Creo que sí se llamaba así. Es difícil confundir un nombre que no oigo mucho. En vez de 'dejé' creo que ella dijo 'dejó', refiriéndose a esa persona que estaba esperando por la otra. A ella, la chica de la ventana, no se le notaba esa alegría que Ivonne tenía. Pronto, la chica no estuvo en la ventana. Ivonne quitó la mirada de la ventana y retomó el paso pero esta vez iba en el sentido en el que yo iba y pensaba retomar. Ahora eliminó la alegría de hace un momento -todo parece indicar que también iba para la chica de la ventana y era causada por el asunto del que trataba su mensaje- y optó por mostrar un rostro apacible, sin las connotaciones de un paisaje sombrío. Tuve que dirigir la mirada hacia cualquier dirección, como si hubiese estado fijándola en alguna otra cosa -otra mujer, quizá- y ponerla adelante, mirando el fin de la calle. Ivonne fue menos rápida que antes y se detuvo al lado mío para cruzar la pista que la llevaría a otra calle. Ahí, la miré con paciencia y lo molestoso resultó que ella también lo hizo conmigo. El momento en que descubrí que nuestras miradas se chocaron, pude enarcar el ceño, en respuesta a una tímida sonrisa que ella dbujó con sus labios. Solo fue un instante. Luego cruzó la avenida y pasó a la otra calle. Yo lo hice pero ya distante de ella. Como antes pasará con ella, toqué una puerta, olvidé mis llaves. Me abrió la portera de la casa -con situaciones de un edificio- .
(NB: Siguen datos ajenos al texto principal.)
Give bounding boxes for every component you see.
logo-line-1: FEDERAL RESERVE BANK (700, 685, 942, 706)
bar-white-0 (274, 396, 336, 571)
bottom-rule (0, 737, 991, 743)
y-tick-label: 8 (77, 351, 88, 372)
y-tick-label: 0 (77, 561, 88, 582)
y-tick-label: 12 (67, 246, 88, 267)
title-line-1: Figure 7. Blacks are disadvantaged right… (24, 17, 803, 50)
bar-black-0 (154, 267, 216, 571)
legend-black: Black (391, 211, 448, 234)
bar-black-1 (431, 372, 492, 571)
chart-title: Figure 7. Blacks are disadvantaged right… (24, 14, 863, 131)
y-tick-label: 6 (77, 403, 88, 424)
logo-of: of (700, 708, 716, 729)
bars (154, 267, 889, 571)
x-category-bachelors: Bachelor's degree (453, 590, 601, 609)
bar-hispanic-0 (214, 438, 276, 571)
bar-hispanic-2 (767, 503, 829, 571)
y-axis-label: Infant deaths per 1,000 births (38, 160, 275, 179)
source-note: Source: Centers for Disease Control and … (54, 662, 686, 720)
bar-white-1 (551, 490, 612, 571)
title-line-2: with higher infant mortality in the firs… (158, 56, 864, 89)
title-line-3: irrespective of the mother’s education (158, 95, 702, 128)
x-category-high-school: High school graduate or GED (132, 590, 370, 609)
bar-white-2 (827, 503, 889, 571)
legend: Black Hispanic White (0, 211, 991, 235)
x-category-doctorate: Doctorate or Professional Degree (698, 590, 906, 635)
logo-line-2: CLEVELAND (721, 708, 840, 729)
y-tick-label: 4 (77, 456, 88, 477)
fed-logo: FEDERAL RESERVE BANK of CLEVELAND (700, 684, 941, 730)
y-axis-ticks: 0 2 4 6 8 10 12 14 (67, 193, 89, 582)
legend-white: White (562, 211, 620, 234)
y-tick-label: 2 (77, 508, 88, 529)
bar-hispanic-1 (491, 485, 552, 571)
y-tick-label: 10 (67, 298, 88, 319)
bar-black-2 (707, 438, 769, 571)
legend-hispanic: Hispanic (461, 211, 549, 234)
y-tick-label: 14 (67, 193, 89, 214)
Ese día había visto varias caras. Solo dos expresiones humanas pude distinguir de aquellas. La última me dejo un tanto pasmado porque hace poco he visto otros rostros y nadie pudo enseñar esa cálida mirada, de una persona convencida de sí, confiadísima de sí. Eso de mirar dice mucho que ocultar y bastante que uno no se imagina qué puede mostrar. Al llegar, me miré al espejo. Había pensado un poco lo ocurrido. Ahí estaba, una persona de pómulos salientes, labios delgados, qué se yo, no soy bueno dibujándome. Miré lo que más me importaba. Puse la cara tal y como estaba cuando caminaba. Recordé que hace un tiempo había tenido un rostro feliz.